Clara Barton, whose fledgling American Red Cross was helping the Sea Islanders, lobbied for the appropriation. Barton managed to enlist a South Carolina Democrat and a Massachusetts Republican, polar extremes in the smoldering postwar resentments between North and South, to jointly champion the bill. But opponents from other states objected and the bill died on the Senate floor. In subsequent years, the Sea Islanders continued to suffer from the storm’s aftermath, while better-represented disaster survivors received generous federal assistance. Truman had proposed the 1950 law as a fiscal planning measure, so special disaster relief appropriations would no longer throw federal budgets out of whack. Subsequent overhauls of this legislation, together with President Jimmy Carter’s creation of FEMA in 1979, were supposed to streamline the process. These actions were aimed at taking decision-making over disaster assistance away from Congress, and putting it into the hands of expert public servants and the president, in order to insulate this process from the kind of petty politics that we have seen with Hurricane Sandy relief.
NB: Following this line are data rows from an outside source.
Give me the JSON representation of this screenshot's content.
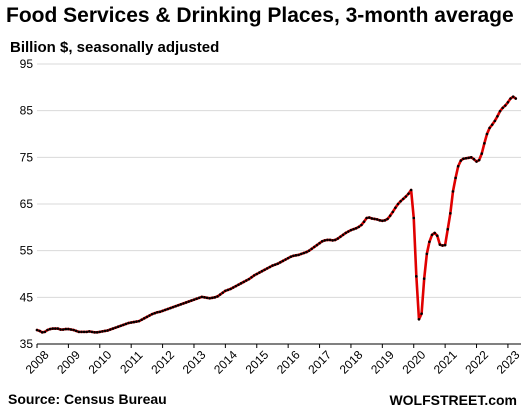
{
  "title": "Food Services & Drinking Places, 3-month average",
  "subtitle": "Billion $, seasonally adjusted",
  "source": "Source: Census Bureau",
  "credit": "WOLFSTREET.com",
  "colors": {
    "line": "#e00000",
    "markers": "#000000",
    "grid": "#d9d9d9"
  },
  "chart_data": {
    "type": "line",
    "title": "Food Services & Drinking Places, 3-month average",
    "ylabel": "Billion $, seasonally adjusted",
    "xlabel": "",
    "ylim": [
      35,
      95
    ],
    "yticks": [
      35,
      45,
      55,
      65,
      75,
      85,
      95
    ],
    "xlim": [
      "2008-01",
      "2023-06"
    ],
    "xticks": [
      "2008",
      "2009",
      "2010",
      "2011",
      "2012",
      "2013",
      "2014",
      "2015",
      "2016",
      "2017",
      "2018",
      "2019",
      "2020",
      "2021",
      "2022",
      "2023"
    ],
    "grid": "horizontal",
    "frequency": "monthly",
    "start": "2008-01",
    "series": [
      {
        "values": [
          38.0,
          37.8,
          37.5,
          37.6,
          38.0,
          38.2,
          38.3,
          38.3,
          38.3,
          38.1,
          38.1,
          38.2,
          38.2,
          38.1,
          38.0,
          37.8,
          37.6,
          37.6,
          37.6,
          37.6,
          37.7,
          37.6,
          37.5,
          37.5,
          37.6,
          37.7,
          37.8,
          37.9,
          38.1,
          38.3,
          38.5,
          38.7,
          38.9,
          39.1,
          39.3,
          39.5,
          39.6,
          39.7,
          39.8,
          39.9,
          40.2,
          40.5,
          40.8,
          41.1,
          41.4,
          41.6,
          41.8,
          41.9,
          42.1,
          42.3,
          42.5,
          42.7,
          42.9,
          43.1,
          43.3,
          43.5,
          43.7,
          43.9,
          44.1,
          44.3,
          44.5,
          44.7,
          44.9,
          45.1,
          45.0,
          44.9,
          44.8,
          44.9,
          45.0,
          45.2,
          45.6,
          46.0,
          46.4,
          46.6,
          46.8,
          47.1,
          47.4,
          47.7,
          48.0,
          48.3,
          48.6,
          48.9,
          49.3,
          49.7,
          50.0,
          50.3,
          50.6,
          50.9,
          51.2,
          51.5,
          51.8,
          52.0,
          52.2,
          52.5,
          52.8,
          53.1,
          53.4,
          53.7,
          53.9,
          54.0,
          54.1,
          54.3,
          54.5,
          54.7,
          55.0,
          55.4,
          55.8,
          56.2,
          56.6,
          57.0,
          57.2,
          57.3,
          57.3,
          57.2,
          57.3,
          57.6,
          58.0,
          58.4,
          58.8,
          59.1,
          59.4,
          59.6,
          59.8,
          60.1,
          60.5,
          61.2,
          62.0,
          62.1,
          61.9,
          61.8,
          61.7,
          61.5,
          61.4,
          61.5,
          61.8,
          62.5,
          63.3,
          64.2,
          65.0,
          65.6,
          66.1,
          66.6,
          67.2,
          68.0,
          62.0,
          49.5,
          40.3,
          41.5,
          49.0,
          54.3,
          56.9,
          58.4,
          58.8,
          58.2,
          56.3,
          56.1,
          56.2,
          59.6,
          63.0,
          67.7,
          70.6,
          73.1,
          74.3,
          74.7,
          74.8,
          74.9,
          75.0,
          74.6,
          74.1,
          74.4,
          75.8,
          78.0,
          80.0,
          81.3,
          82.0,
          82.8,
          83.8,
          84.9,
          85.6,
          86.1,
          86.8,
          87.6,
          88.0,
          87.6
        ]
      }
    ]
  }
}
But disasters these days tend to overrun Executive Branch agencies’ budgets. Sandy’s cost has been estimated at over $70 billion, but FEMA’s disaster relief fund is currently less than $6.5 billion, and other federal agencies cannot make up the difference. So to fill the gap, Congress must pass big fat appropriations bills to funnel money to these agencies. If large-scale disasters continue to escalate in severity and frequency, and no meaningful action is taken at the highest levels of government, this pattern will likely worsen. But what if President Obama were to take up Truman’s mantle of disaster relief reform? He could begin by ordering a report that uses data from recent disasters to forecast the real costs to the federal government for disaster relief over the next ten years. Such a report, if well publicized, could inform the debate over the relative costs of relief vs. prevention and planning.
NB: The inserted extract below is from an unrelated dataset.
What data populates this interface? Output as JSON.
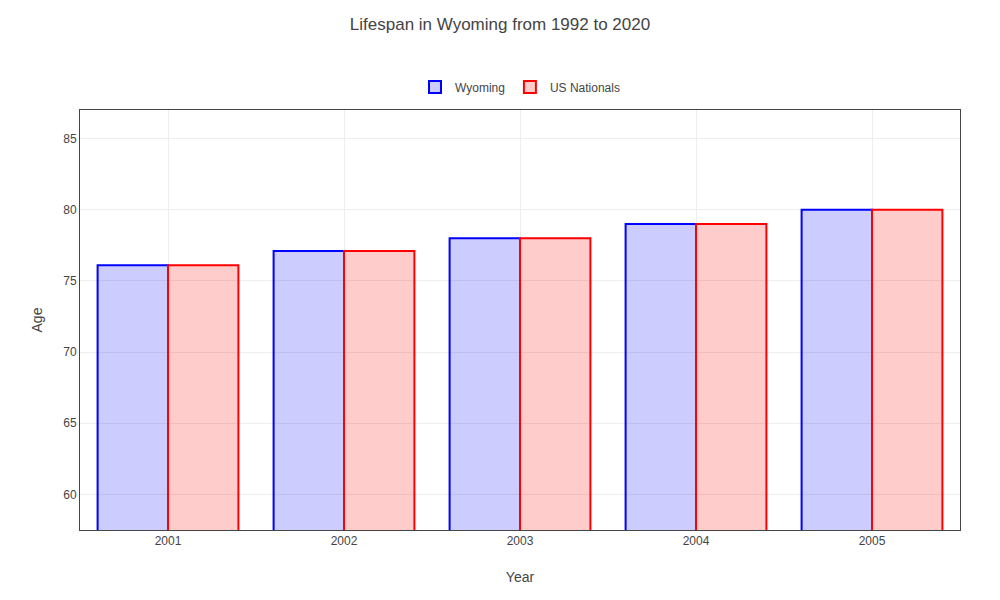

The president could meanwhile lead a national conversation on how Americans can stop disasters from costing so much: Do we want to continue to seesaw between denial and shock, living in the most hazard-prone areas and expecting Washington to pay for the cleanup whenever disasters strike? Or do we want to change how and where we live? Such dialogue needs to take place soon, and it is doubtful that Congress will start it.
Jones, an assistant professor in the Department of Family Sciences at the University of Maryland School of Public Health, is author of The American Red Cross from Clara Barton to the New Deal (Johns Hopkins University Press, Nov. 2012).